Fotograma de la película El día después 1

 

Cuadras, autos y computadoras

Debió de ser en 1990; yo debía de rondar los quince años… Lo que recuerdo perfectamente es que era sábado.

Por la tarde había ido con mi mejor amigo al Planetario Municipal de Montevideo (a un «curso de astronomía para principiantes» que me fascinaba) y luego habíamos caminado unas veinte cuadras (léase, «manzanas») por la avenida Rivera (la más larga de la ciudad) hasta el estudio de arquitectura de su padre.

En un salón con pisos de madera y ventanales altos había al menos diez mesas de dibujo y un ordenador personal. Y aunque los dos terminaríamos siendo arquitectos, ya imaginarás hacia dónde nos dirigimos.

Era una «computadora» IBM en un tiempo en que (al menos en Uruguay, al menos entre los adolescentes) lo más cercano a un ordenador era una TK95…, como mucho una Sinclair ZX Spectrum. (Mi amigo tenía una de 128k y ya estábamos pensando en programar videojuegos).

Así que nos pasamos el resto de la tarde diseñando tarjetas (sí, tarjetas; ya sabes, felicitaciones de navidad, ese tipo de cosas) en un programa tipográfico, y sacándolas por una impresora de matriz de puntos.

Recuerdo que cuando nos quisimos acordar ya había anochecido y que el padre de mi amigo (con la bonhomía que lo caracterizaba) esperó a cerrar todo el estudio antes de decirnos que nos teníamos que ir.

Así que fuimos en auto (es decir, en coche) hasta su edificio, que quedaba a unos pasos del mío, y allí nos despedimos hasta el lunes siguiente.

 

Una de catástrofes

Cuando llegué a casa, seguía pensando en el ordenador y las tarjetas. Mi amigo me había dado varias que le mostré a mi madre, orgulloso.

Ella estaba sentada frente al televisor, pendiente de un programa que estaba a punto de empezar, pero dedicó los minutos que faltaban a mirarlas con atención y a preguntarme cómo las había hecho. Mientras se lo explicaba me senté a su lado. Mis hermanos ya estaban por allí.

Lo cierto es que, cuando la película comenzó, no tenía la más pálida idea de qué estaba viendo. Supuse que se trataba de un drama familiar (la típica película yanqui de sobremesa) que Canal 4 (recuerdo que la vi en Canal 4) había programado un sábado por la noche. Sin embargo, desde pequeño me ha fascinado el cine de catástrofes (en Uruguay se lo llama «cine-catástrofe», pero he visto mucho «cine-catástrofe» que no va de catástrofes) y conforme pasaban los minutos empecé a detectar sus claves: la información de un peligro en segundo plano; la absoluta inconsciencia del mismo por parte de los protagonistas (de la mayoría, al menos) que siguen con sus vidas mientras la situación se agrava; la alerta repentina, que sorprende a cada personaje en el sitio donde se encuentra, completamente al azar…

Y entonces aparecieron las detonaciones nucleares y entendí por fin lo que estaba viendo…

O no, porque a partir de ese punto, la película dejó de seguir los códigos del cine de catástrofes.

Fotograma de The Americans «El día después» 1

 

Desasosiego

Quizás fue por eso que El día después me impactó tanto.

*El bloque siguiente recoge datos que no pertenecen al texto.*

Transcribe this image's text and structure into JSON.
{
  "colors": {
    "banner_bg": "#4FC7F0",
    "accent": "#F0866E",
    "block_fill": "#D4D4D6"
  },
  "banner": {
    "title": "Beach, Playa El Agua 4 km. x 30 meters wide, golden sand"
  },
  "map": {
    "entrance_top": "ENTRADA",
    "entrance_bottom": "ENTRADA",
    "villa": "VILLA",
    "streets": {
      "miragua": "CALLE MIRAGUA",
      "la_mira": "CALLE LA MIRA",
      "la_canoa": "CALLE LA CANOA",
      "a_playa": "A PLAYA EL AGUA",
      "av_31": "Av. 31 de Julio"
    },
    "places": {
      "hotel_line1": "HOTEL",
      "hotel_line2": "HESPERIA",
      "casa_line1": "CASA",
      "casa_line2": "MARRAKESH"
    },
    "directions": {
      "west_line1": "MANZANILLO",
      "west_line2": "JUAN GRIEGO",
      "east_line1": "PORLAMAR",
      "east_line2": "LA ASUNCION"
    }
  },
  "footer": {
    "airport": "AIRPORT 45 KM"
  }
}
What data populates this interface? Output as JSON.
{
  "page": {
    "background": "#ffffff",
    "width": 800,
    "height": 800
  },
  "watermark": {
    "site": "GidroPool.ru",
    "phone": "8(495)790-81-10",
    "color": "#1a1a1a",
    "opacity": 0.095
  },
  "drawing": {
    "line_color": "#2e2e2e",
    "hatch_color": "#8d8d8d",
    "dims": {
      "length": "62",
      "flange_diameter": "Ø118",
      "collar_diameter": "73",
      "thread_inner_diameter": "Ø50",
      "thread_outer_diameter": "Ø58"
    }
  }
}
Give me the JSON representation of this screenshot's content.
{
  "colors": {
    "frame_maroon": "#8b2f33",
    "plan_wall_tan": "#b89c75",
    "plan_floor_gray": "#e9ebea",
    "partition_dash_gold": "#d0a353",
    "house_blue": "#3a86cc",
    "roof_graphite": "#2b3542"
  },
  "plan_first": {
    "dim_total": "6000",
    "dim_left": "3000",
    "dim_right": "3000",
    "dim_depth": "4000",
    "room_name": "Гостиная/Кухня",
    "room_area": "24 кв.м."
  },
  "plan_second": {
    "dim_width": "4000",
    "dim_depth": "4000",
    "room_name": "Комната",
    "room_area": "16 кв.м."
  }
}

Todo lo que había visto hasta entonces me auguraba lo que vendría a continuación: la lucha de los protagonistas por reencontrarse con sus familias o, simplemente, por sobrevivir; las miserias y heroicidades del ser humano al enfrentarse a situaciones límite; las inclemencias del entorno y la catarsis final, el remanso: el rencuentro de los protagonistas y la seguridad restaurada.

Esos eran (y siguen siendo) los códigos del cine de catástrofes y nada de eso fue lo que vi en la segunda mitad de la película.

En su lugar, lo que vi fue un retrato hiperrealista (más tarde me enteré que incluso suavizado) de los estragos producidos por una guerra termonuclear. Ninguna de sus tramas cierra de forma coherente (como es probable que ocurriera en una situación real), la mayoría de los protagonistas no consiguen reencontrar a sus familias, ni encuentran sosiego, ni alcanzan un nuevo estadio de seguridad.

Solo hay ruinas y ceniza. Y la solidaridad como una imperceptible esperanza de futuro.

 

La insoportable levedad del ser

En algún momento de la película mi madre se fue, llevándose con ella a mi hermano pequeño, que por entonces tendría diez años. Mi hermana también se fue y mi padre estaba leyendo. Así que terminé viéndola solo.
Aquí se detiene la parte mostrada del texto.